Voltaire Drinks Thirty Cups of Coffee

by Jason Lee Norman

Voltaire usually drinks thirty cups of coffee per day. There are two identical coffeemakers in the kitchen and they are both programmed simultaneously to begin brewing coffee at six in the morning. Each pot holds about five cups of coffee. Voltaire takes his morning coffee black. He likes strong black coffee. In the morning he drinks black coffee standing up in front of the microwave. He looks at his reflection in the microwave and sometimes pretends that his head is inside the microwave. Voltaire drinks his coffee standing up in front of the microwave and he likes to hold one hand on his chest where his heart is while he drinks. He likes to feel his heartbeat quicken and then he imagines that he is a machine or something mechanical. He imagines that he is something man made like a car or a lawnmower and that as long as he has enough coffee, he can live forever. Sometimes Voltaire will put his hand across his throat while he drinks coffee. He likes to feel his throat get hot as the hot coffee goes down his throat. If he closes his throat so that just a small amount of coffee goes down at a time then he can feel his head become very hot as well.

Voltaire does all these things because he loves coffee. He likes to think of coffee as fuel and he likes to believe (hope) that he is something that was made by man instead of by God. If Voltaire were mechanical then all he would need to do was make sure he had enough coffee and then he could live forever. If Voltaire was made by God, then that meant that he would one day die and it didn't matter how much coffee he had drank in his whole life. Voltaire never believed in Heaven and even if there were a Heaven, it probably wouldn't have any coffee in it.

Voltaire likes to spend the latter part of the morning and the early part of the afternoon in a diner with a buzzing neon sign. Outside of his own house Voltaire loves to put a load of sugar and non-dairy creamer in his coffee. He piles the empty packets of sugar on one side of the table and the packets of non-dairy creamer on the other side of the table. He lays his spoon on one of the piles of empty packets and stares at the light brown colored lake that pools in the deepest part of the spoon. Other diners have glass containers of sugar with a metal lid and a metal flap that opens when you turn it upside down. Voltaire hates those containers of sugar. He's seen people who hold their spoons underneath the container and pour the sugar onto the spoon and he doesn't like that. The sugar in those containers sometimes hardens into little nuggets and Voltaire hates that.

When Voltaire drinks coffee in a diner (sometimes up to ten cups) he likes to think about where coffee comes from. He has never seen a coffee plant or a coffee bean before. He knows that coffee comes from South and Central America but he has no idea how much space a plantation would take up. All Voltaire thinks about is how much coffee there is in the world and how much surface area of the world is occupied by coffee plantations. In order to have machines in this world, Voltaire thought, one must have fuel for all of those machines. What happens when we run out of fuel? When Voltaire is finished drinking coffee in the diner he looks at the bottom of his coffee cup and all he can see is tiny sparkling granules of sugar. Somebody once told Voltaire that when some people drink tea that they can sometimes see the future written out in the pattern of the spent leaves at the bottom of the cup. When Voltaire looks at the bottom of his coffee cup he can't see anything.

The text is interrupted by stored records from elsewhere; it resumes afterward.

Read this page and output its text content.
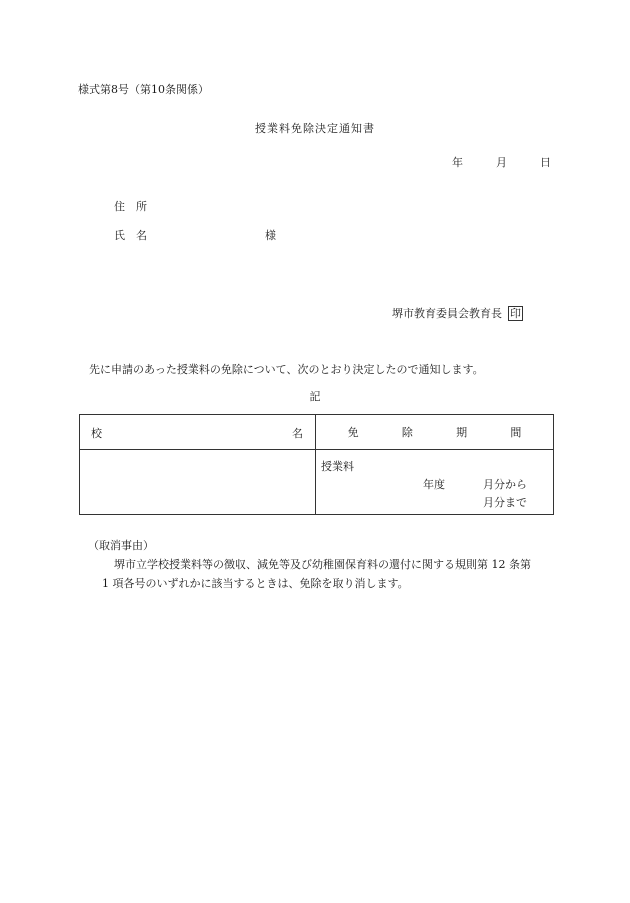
様式第8号（第10条関係）
授業料免除決定通知書
年	月	日
住　所
氏　名	様
堺市教育委員会教育長 印
先に申請のあった授業料の免除について、次のとおり決定したので通知します。
記
校 名	免 除 期 間

	授業料
年度 月分から
月分まで
（取消事由）
堺市立学校授業料等の徴収、減免等及び幼稚園保育料の還付に関する規則第 12 条第
1 項各号のいずれかに該当するときは、免除を取り消します。
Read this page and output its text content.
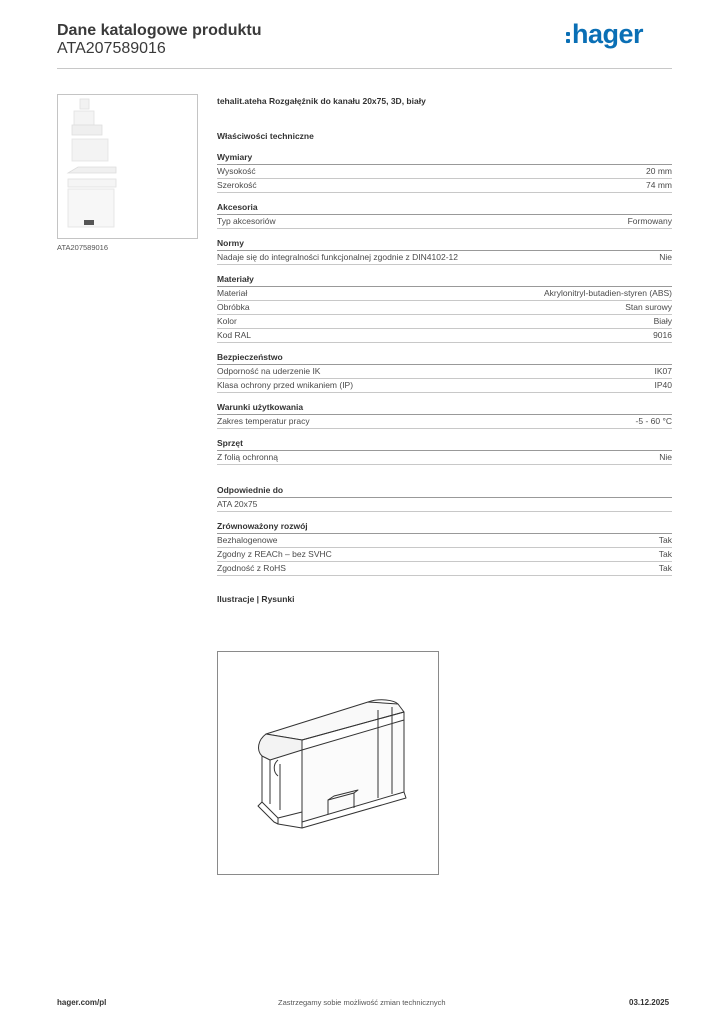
Dane katalogowe produktu
ATA207589016	hager
ATA207589016
tehalit.ateha Rozgałęźnik do kanału 20x75, 3D, biały
Właściwości techniczne
Wymiary
Wysokość	20 mm
Szerokość	74 mm
Akcesoria
Typ akcesoriów	Formowany
Normy
Nadaje się do integralności funkcjonalnej zgodnie z DIN4102-12	Nie
Materiały
Materiał	Akrylonitryl-butadien-styren (ABS)
Obróbka	Stan surowy
Kolor	Biały
Kod RAL	9016
Bezpieczeństwo
Odporność na uderzenie IK	IK07
Klasa ochrony przed wnikaniem (IP)	IP40
Warunki użytkowania
Zakres temperatur pracy	-5 - 60 °C
Sprzęt
Z folią ochronną	Nie
Odpowiednie do
ATA 20x75
Zrównoważony rozwój
Bezhalogenowe	Tak
Zgodny z REACh – bez SVHC	Tak
Zgodność z RoHS	Tak
Ilustracje | Rysunki
hager.com/pl	Zastrzegamy sobie możliwość zmian technicznych	03.12.2025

When Voltaire comes back to his house sometime in the evening he likes to sit in his favorite chair and drink coffee. He cannot relax until he's had at least five cups. This is when Voltaire finally lets himself believe that he is anything else other than a machine. He allows himself to imagine his blood being replaced by black coffee and his bones floating in something other than hydraulic fluid. He reclines in his chair and begins to feel like he is in a very warm bath. He sips his coffee very carefully with one hand and puts his other hand over his heart. He is a machine again, a machine that is powering down like a locomotive coming into the station after having traveled a very long distance. In the train station the sound of the engine chugging slows down and slows down some more until all that anyone can hear is a satisfied hiss and all they can see is steam.